Chapter 7 Directional Descriptive Statistics

Chapters 2–6 established the theoretical foundations of directional statistics.

Directional deviation operators were introduced, partial moments were defined, classical moments were derived as aggregations of directional components, and the framework was shown to align naturally with measure-theoretic probability. These results demonstrated that many familiar statistical quantities arise from the same primitive structure: directional deviations relative to a benchmark.

With the theoretical foundation in place, we now turn to descriptive statistics.

Classical descriptive statistics summarize distributions using symmetric aggregates such as the mean, variance, skewness, and kurtosis. While these quantities are useful, they obscure directional structure because they combine positive and negative deviations into a single measure.
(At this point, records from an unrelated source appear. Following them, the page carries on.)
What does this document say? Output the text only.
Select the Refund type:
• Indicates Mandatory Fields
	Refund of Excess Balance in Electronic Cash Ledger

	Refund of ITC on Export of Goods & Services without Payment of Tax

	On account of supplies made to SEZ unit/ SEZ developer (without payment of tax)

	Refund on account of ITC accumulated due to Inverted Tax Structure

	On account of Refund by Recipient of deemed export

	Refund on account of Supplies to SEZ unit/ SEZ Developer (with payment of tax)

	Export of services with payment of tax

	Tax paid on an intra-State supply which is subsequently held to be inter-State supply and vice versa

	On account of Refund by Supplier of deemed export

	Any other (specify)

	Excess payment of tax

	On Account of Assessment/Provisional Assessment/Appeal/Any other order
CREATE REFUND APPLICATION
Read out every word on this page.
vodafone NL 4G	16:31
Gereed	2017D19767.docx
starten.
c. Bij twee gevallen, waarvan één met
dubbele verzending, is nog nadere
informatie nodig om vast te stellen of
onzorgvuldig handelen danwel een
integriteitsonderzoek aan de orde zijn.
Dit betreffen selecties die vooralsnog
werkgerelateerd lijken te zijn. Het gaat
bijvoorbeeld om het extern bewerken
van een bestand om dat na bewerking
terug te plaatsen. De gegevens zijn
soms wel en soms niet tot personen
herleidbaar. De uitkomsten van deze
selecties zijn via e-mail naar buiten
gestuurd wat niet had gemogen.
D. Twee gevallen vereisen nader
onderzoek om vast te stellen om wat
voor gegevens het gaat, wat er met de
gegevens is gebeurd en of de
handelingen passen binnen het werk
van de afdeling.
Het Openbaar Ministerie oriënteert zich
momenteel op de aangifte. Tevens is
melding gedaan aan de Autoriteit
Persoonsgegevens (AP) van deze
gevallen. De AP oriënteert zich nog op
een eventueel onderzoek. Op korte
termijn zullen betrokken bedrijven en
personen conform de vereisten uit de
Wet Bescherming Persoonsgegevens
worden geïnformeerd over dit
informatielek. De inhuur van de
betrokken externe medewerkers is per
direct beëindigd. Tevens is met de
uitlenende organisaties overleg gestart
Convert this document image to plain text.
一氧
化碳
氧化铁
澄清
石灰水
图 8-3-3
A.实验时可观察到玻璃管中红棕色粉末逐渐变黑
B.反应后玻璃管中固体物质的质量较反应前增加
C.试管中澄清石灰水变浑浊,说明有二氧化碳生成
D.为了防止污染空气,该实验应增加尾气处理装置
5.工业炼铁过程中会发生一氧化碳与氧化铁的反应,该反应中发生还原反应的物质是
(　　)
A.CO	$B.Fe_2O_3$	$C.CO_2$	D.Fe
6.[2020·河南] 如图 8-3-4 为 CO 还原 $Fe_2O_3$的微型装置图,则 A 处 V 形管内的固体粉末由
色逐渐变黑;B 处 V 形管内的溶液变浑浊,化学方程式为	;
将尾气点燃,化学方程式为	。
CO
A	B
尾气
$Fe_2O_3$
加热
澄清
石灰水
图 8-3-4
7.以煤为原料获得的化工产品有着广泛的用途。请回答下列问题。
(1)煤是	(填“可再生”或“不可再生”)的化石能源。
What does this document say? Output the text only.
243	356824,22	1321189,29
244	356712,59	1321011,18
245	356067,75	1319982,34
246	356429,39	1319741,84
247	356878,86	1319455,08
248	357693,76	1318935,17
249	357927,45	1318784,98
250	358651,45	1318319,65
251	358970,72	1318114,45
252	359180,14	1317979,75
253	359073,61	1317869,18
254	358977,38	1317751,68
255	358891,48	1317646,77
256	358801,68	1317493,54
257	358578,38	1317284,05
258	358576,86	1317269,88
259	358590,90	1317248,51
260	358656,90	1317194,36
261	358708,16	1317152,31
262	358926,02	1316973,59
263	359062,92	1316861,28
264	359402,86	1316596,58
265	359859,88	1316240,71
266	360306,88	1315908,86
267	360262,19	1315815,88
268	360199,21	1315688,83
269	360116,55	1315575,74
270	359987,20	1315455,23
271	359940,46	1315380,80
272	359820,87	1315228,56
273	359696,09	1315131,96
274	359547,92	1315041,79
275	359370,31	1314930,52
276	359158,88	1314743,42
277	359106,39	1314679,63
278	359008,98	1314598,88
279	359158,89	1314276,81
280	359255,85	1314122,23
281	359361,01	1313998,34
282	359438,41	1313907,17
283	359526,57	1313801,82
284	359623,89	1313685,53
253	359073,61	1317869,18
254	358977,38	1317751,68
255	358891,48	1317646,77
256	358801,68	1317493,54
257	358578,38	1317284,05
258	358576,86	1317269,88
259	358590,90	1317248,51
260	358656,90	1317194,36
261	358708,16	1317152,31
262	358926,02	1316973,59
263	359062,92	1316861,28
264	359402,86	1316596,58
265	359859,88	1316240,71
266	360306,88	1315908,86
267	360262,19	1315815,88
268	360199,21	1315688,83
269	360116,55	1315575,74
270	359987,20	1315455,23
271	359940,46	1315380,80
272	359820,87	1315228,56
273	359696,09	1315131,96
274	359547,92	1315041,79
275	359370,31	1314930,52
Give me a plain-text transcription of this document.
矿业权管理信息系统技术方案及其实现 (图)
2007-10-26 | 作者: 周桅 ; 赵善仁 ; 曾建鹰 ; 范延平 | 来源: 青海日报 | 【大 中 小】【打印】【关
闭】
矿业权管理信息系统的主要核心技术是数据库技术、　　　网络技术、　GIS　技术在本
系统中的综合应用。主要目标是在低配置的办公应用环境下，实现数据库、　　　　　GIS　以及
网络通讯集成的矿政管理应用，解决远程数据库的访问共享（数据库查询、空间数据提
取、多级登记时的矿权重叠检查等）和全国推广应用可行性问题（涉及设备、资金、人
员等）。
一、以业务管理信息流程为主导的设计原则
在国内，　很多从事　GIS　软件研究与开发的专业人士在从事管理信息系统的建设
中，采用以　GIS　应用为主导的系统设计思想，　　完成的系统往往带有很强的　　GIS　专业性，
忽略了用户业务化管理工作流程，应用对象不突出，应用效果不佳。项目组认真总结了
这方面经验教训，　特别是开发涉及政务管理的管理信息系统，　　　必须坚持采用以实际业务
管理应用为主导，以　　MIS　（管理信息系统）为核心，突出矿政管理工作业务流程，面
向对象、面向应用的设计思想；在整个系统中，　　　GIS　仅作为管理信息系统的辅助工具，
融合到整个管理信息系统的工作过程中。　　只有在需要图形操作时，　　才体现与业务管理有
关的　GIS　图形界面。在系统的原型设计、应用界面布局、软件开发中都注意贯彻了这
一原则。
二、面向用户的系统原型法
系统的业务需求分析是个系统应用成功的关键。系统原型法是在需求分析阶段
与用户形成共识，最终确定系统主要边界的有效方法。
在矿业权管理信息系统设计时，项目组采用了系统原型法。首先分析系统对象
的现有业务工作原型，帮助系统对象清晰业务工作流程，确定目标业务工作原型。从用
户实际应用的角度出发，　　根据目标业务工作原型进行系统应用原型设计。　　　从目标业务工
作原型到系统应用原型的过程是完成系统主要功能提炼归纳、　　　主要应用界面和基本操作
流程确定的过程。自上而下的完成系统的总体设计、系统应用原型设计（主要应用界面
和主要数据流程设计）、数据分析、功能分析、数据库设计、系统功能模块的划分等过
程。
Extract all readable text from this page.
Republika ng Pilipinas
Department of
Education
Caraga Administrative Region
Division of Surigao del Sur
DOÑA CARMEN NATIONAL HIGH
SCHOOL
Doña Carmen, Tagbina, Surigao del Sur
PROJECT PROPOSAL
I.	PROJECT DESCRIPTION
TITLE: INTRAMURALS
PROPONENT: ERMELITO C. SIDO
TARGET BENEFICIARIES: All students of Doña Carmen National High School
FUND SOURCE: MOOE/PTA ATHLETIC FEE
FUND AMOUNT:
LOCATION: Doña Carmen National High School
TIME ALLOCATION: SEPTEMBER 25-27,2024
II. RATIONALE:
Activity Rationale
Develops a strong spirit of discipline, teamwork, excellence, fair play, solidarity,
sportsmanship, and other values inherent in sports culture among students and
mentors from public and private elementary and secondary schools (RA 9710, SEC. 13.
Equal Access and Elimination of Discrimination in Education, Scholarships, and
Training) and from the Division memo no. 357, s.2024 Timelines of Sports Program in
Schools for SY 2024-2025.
Directional descriptive statistics retain the information that symmetric statistics discard. Rather than collapsing deviations into aggregates, they describe distributions in terms of directional behavior relative to benchmarks.

7.1 Directional Mean Interpretation

Recall from Chapter 5 that the mean can be expressed as the difference between directional partial moments:

\[ E[X] = U_1(0;X) - L_1(0;X). \]

This identity shows that the mean is not a primitive quantity. It is the net directional deviation relative to the benchmark \(t = 0\).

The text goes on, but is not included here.